I have an old Synology DS-106j server where I tried to install git using ipkg command. The installation went smoothly, but git failed to work correctly. I am currently learning how to use git, so I don't know if it is a bug from git with the version I am using or something else is wrong.
What I did was create a new local repository with a specified name, add a new file, commit it, and got an error:
NAS_SERVER> git init Test
Initialized empty Git repository in /root/Test/.git/
NAS_SERVER> ls
Packages.gz git_1.8.4.2-1_powerpc.ipk
Test
NAS_SERVER> cd Test
NAS_SERVER> git status
# On branch master
#
# Initial commit
#
nothing to commit (create/copy files and use "git add" to track)
NAS_SERVER> touch Test.cs
NAS_SERVER> ls
Test.cs
NAS_SERVER> git add *
NAS_SERVER> git status
# On branch master
#
# Initial commit
#
# Changes to be committed:
# (use "git rm --cached <file>..." to unstage)
#
# new file: Test.cs
#
NAS_SERVER> git commit -m "Test"
fatal: 57e2b8c52efba71d84c56bf6f37581686b9061a3 is not a valid object
I thought...maybe I did something wrong, so I used git on Windows OS and try a push. Still an error. Transfer the whole repository to the server and check the status. It seems fine. Try a commit. Still the same result. What worse is that I can't update git version without having to compile it, which I don't even know how to do so. Any suggestion to what might be wrong?
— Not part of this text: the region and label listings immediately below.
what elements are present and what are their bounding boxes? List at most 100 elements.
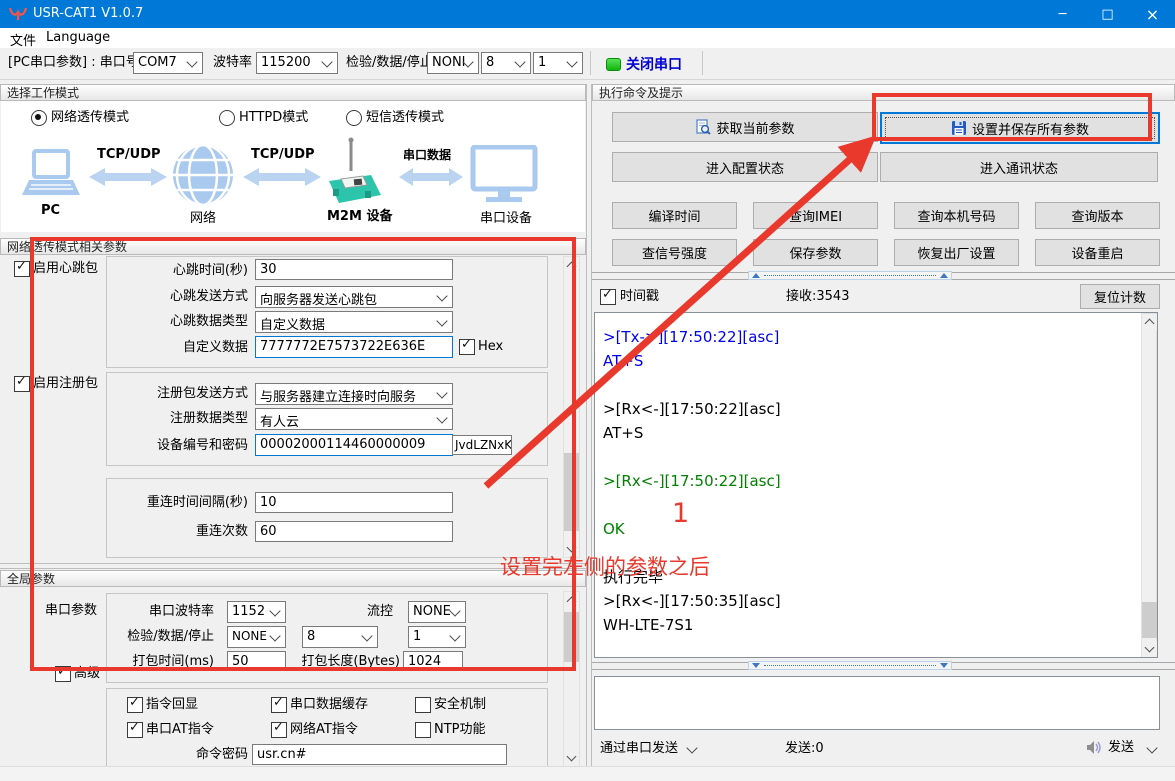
- radio-sms-label: 短信透传模式: [366, 110, 444, 126]
- query-imei-button[interactable]: 查询IMEI: [753, 202, 878, 229]
- chevron-down-icon: [1145, 643, 1155, 653]
- query-signal-button[interactable]: 查信号强度: [612, 239, 737, 266]
- reset-count-button[interactable]: 复位计数: [1080, 284, 1160, 309]
- custom-data-label: 自定义数据: [96, 340, 248, 356]
- global-params-scrollbar[interactable]: [563, 591, 580, 766]
- chevron-down-icon: [436, 387, 447, 398]
- scroll-down-button[interactable]: [1142, 641, 1157, 657]
- register-mode-select[interactable]: 与服务器建立连接时向服务: [255, 383, 453, 405]
- cmd-echo-checkbox[interactable]: [127, 697, 143, 713]
- serial-at-checkbox[interactable]: [127, 722, 143, 738]
- ntp-checkbox[interactable]: [415, 722, 431, 738]
- net-at-label: 网络AT指令: [290, 722, 358, 738]
- heartbeat-enable-label: 启用心跳包: [33, 261, 98, 277]
- send-via-dropdown[interactable]: 通过串口发送: [600, 741, 700, 759]
- register-type-select[interactable]: 有人云: [255, 408, 453, 430]
- minimize-button[interactable]: ─: [1040, 0, 1085, 28]
- register-enable-checkbox[interactable]: [14, 376, 30, 392]
- device-password-input[interactable]: JvdLZNxK: [452, 435, 512, 455]
- scroll-down-button[interactable]: [564, 541, 579, 557]
- scrollbar-thumb[interactable]: [1142, 602, 1157, 638]
- log-line: WH-LTE-7S1: [595, 613, 1157, 637]
- cmd-password-input[interactable]: usr.cn#: [252, 744, 507, 765]
- menu-file[interactable]: 文件: [10, 30, 36, 49]
- send-input-area[interactable]: [594, 676, 1160, 730]
- heartbeat-mode-select[interactable]: 向服务器发送心跳包: [255, 286, 453, 308]
- com-port-select[interactable]: COM7: [133, 52, 203, 74]
- compile-time-button[interactable]: 编译时间: [612, 202, 737, 229]
- serial-parity-select[interactable]: NONE: [227, 626, 286, 648]
- baud-select[interactable]: 115200: [256, 52, 338, 74]
- query-version-button[interactable]: 查询版本: [1035, 202, 1160, 229]
- chevron-down-icon: [269, 605, 280, 616]
- collapse-splitter[interactable]: [748, 271, 952, 280]
- serial-cache-checkbox[interactable]: [271, 697, 287, 713]
- query-number-button[interactable]: 查询本机号码: [894, 202, 1019, 229]
- enter-config-button[interactable]: 进入配置状态: [612, 152, 878, 182]
- pc-laptop-icon: [19, 149, 83, 201]
- network-label: 网络: [190, 211, 216, 227]
- device-id-input[interactable]: 00002000114460000009: [255, 434, 453, 456]
- reconnect-interval-input[interactable]: 10: [255, 492, 453, 513]
- enter-comm-button[interactable]: 进入通讯状态: [880, 152, 1158, 182]
- stopbits-select[interactable]: 1: [533, 52, 583, 74]
- pack-time-input[interactable]: 50: [227, 651, 286, 671]
- databits-select[interactable]: 8: [481, 52, 531, 74]
- net-at-checkbox[interactable]: [271, 722, 287, 738]
- pack-length-input[interactable]: 1024: [403, 651, 463, 671]
- chevron-down-icon: [436, 412, 447, 423]
- close-port-button[interactable]: 关闭串口: [600, 51, 696, 75]
- scroll-up-button[interactable]: [564, 592, 579, 608]
- parity-select[interactable]: NONI: [427, 52, 479, 74]
- heartbeat-type-select[interactable]: 自定义数据: [255, 311, 453, 333]
- scroll-up-button[interactable]: [1142, 314, 1157, 330]
- parity-data-stop-label: 检验/数据/停止: [346, 55, 433, 71]
- link1-label: TCP/UDP: [97, 147, 161, 163]
- log-area[interactable]: >[Tx->][17:50:22][asc] AT+S >[Rx<-][17:5…: [594, 312, 1158, 658]
- splitter-dots: [764, 665, 936, 666]
- radio-net-transparent-mode[interactable]: [31, 110, 47, 126]
- get-params-button[interactable]: 获取当前参数: [612, 112, 878, 142]
- serial-databits-select[interactable]: 8: [302, 626, 378, 648]
- net-params-scrollbar[interactable]: [563, 256, 580, 558]
- advanced-checkbox[interactable]: [55, 666, 71, 682]
- serial-at-label: 串口AT指令: [146, 722, 214, 738]
- radio-sms-mode[interactable]: [346, 110, 362, 126]
- safe-mechanism-checkbox[interactable]: [415, 697, 431, 713]
- serial-stopbits-select[interactable]: 1: [408, 626, 466, 648]
- log-line: >[Tx->][17:50:22][asc]: [595, 325, 1157, 349]
- maximize-button[interactable]: □: [1085, 0, 1130, 28]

If your goal is to push into a git repo located on the synology disk(s) for backup purposes I'd recommend a different approach which would avoid having to install a rather old git version on the synology box itself (which could lead to problems if/when using a newer git version on the windows machine).
Export a samba share from synology, mount it on windows and use the windows git to create the backup repo (maybe even a bare repo, eventually group shared if you plan to share work with other people). Then push from your working repo into this backup repo - all on the windows box. In this scenario the synology box doesn't need git installed, it just serves files (i.e. its original job).
I'm using such setup but with a linux machine instead of a windows one and with the bare repo on the synology disks exported via NFS instead of Samba.